Palestinian revolutionary, Khalida Jarrar was recently released from spending 20 months in an Israeli prison. Jarrar, a member of the Popular Front for the Liberation of Palestine (PFLP) spoke two weeks after her release about the cruel methods used by Israeli occupiers against Palestinians who have been jailed without charge.
Every few months, Israeli authorities would chain Jarrar’s arms and legs, put her in a cage at the back of a security truck known as a “bosta” and drive her and fellow Palestinian inmates to a military court for a secret trial.
“They would put us in a truck, which looked very nice from the outside but inside we’d be in handcuffs sitting in cages for hours,” Jarrar said.
“They wouldn’t allow us to stop and use the bathroom. Our only stop was the court. They’d take us out, we’d receive our sentences and then they would put us back in our cages and drive us back in the same condition.”
The hearings in Haifa meant another six-month extension to her administrative detention, a tactic used by Israel to incarcerate people without trial or charge, based on allegations that they might commit a future offence.
After the trials, Jarrar and her fellow inmates would return to Damon Prison, a maximum-security complex in the coastal Israeli city where she continued her revolutionary activity in defense of the Palestinian people.
Jarrar was sent to solitary confinement, barred from showering and left without the means to cook her own food.
The Popular Front for the Liberation of Palestine member’s prison sentence was extended three times by an Israeli military court, on charges she could not defend because the Israeli authorities said that they were confidential.
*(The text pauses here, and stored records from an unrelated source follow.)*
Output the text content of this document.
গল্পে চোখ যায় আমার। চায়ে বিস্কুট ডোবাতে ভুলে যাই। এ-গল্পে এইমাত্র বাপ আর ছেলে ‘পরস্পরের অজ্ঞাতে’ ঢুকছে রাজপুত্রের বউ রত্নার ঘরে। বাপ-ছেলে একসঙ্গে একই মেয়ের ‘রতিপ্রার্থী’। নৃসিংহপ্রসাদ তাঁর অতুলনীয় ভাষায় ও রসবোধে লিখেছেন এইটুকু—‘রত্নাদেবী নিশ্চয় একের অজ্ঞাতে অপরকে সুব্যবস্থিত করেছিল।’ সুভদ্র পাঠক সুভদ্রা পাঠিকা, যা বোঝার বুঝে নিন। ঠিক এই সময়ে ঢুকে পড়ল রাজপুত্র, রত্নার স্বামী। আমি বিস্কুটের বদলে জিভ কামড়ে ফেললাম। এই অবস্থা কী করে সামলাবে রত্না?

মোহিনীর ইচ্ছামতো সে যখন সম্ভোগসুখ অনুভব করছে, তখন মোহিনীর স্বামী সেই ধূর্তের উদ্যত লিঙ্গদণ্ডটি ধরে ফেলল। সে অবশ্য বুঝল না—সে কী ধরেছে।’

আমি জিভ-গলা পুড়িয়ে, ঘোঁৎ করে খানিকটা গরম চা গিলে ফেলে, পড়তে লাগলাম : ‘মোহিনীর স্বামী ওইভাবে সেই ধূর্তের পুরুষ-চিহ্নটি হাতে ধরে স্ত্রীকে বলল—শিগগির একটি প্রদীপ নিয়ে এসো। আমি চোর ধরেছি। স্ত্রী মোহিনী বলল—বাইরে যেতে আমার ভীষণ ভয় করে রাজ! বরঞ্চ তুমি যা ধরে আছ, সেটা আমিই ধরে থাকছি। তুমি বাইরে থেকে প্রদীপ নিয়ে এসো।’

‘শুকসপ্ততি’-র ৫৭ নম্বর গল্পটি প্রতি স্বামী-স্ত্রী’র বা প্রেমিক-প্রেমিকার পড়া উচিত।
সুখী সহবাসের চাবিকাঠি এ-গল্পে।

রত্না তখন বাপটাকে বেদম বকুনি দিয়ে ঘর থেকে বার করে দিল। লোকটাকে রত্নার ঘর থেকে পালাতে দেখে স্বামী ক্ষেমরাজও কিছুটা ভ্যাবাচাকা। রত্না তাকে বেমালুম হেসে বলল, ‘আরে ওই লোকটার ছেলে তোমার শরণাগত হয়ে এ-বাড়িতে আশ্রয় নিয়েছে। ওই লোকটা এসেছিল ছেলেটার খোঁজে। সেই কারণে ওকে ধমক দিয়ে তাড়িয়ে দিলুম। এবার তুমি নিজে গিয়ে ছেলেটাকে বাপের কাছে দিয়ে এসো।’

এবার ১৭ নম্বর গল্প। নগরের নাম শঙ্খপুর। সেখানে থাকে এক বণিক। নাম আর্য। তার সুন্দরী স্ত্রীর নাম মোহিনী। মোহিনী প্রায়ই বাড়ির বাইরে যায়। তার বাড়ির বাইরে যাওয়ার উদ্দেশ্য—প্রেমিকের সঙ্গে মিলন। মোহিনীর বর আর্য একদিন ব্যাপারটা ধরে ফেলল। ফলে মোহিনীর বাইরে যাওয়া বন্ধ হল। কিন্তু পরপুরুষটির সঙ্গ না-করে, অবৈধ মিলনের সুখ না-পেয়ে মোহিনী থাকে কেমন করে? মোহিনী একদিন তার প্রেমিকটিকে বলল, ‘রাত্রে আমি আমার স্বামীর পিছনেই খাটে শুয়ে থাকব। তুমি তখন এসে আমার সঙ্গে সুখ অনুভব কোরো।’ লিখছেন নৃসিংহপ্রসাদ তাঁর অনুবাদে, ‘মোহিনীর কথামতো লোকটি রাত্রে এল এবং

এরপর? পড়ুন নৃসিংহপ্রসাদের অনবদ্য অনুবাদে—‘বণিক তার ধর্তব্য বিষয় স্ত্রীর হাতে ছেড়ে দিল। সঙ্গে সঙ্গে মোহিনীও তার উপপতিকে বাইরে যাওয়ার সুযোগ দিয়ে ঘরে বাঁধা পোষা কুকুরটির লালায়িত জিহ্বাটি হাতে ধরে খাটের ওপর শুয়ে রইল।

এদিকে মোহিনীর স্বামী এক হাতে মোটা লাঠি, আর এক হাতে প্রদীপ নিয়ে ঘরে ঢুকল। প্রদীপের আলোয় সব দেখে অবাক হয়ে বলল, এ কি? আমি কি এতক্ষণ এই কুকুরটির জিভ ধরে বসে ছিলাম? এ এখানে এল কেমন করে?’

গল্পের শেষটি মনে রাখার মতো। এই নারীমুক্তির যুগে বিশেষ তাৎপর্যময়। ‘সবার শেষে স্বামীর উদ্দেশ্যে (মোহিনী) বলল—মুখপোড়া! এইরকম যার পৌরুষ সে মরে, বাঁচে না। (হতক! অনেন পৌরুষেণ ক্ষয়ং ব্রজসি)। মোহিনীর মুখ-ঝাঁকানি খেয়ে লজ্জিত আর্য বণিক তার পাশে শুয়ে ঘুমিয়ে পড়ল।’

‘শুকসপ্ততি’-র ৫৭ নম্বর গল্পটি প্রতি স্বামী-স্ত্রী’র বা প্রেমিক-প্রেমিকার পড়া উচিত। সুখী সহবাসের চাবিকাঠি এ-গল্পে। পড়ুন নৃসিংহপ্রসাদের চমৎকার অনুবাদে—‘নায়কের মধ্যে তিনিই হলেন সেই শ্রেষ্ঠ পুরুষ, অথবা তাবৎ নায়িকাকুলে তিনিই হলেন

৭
Jarrar, 56, suspects the rolling sentences were added because of her work during her time in detention.
Officially, she was told it is administrative detention given through military order that can detain any Palestinian citizen for up to 20 months on no charges – a continuation of British colonial law, still in practice by the colonizing Israeli authorities.
“It’s a military order released without any charges or trial, without anything against you,” Jarrar said. “They don’t tell you anything, just that you are, for security reasons, under arrest and they can extend it based on that..
“They claim that we are so dangerous to their security, but how we are dangerous, they don’t explain.”
The Palestinian feminist and revolutionary continued her struggle within jail.
After rebelling against the constant camera surveillance, Ms Jarrar organised a 63-day protest in which inmates refused to leave their rooms until the authorities removed the cameras that were infringing on the privacy of inmates.
The Israeli authorities did not give in and the protest ended when she and the other protesting prisoners were transferred from HaSharon Prison to Damon Prison in Haifa.
“This prison barely functions as an environment for any sort of human life. The conditions were really difficult,” Jarrar said. “But we continued our protest against the imprisonment.”
In Damon, her family was allowed to visit twice a month for 45-minutes to speak to her by phone through bulletproof glass.
Jarrar was forced to shower in public, her books were confiscated and, at times, she was left in solitary confinement for days on end.
She said her imprisonment was one of many examples of the Israeli occupation’s disregard for human rights conventions and the impunity of their arbitrary detention of Palestinians.
491 Palestinians, including two women and two minors, were being held in administrative detention at the end of January 2019.
Less than two weeks out of prison, Jarrar says her focus remains on her work as a revolutionary.
She said it would not be stopped by her ordeal in an Israeli prison and the threat of being detained again.
“At the end of the day, I am a Palestinian and I will continue to point out the occupation’s violations,” Jarrar said. “I represent my people, people who suffer.
“I will not stop, of course, because I will defend my people.”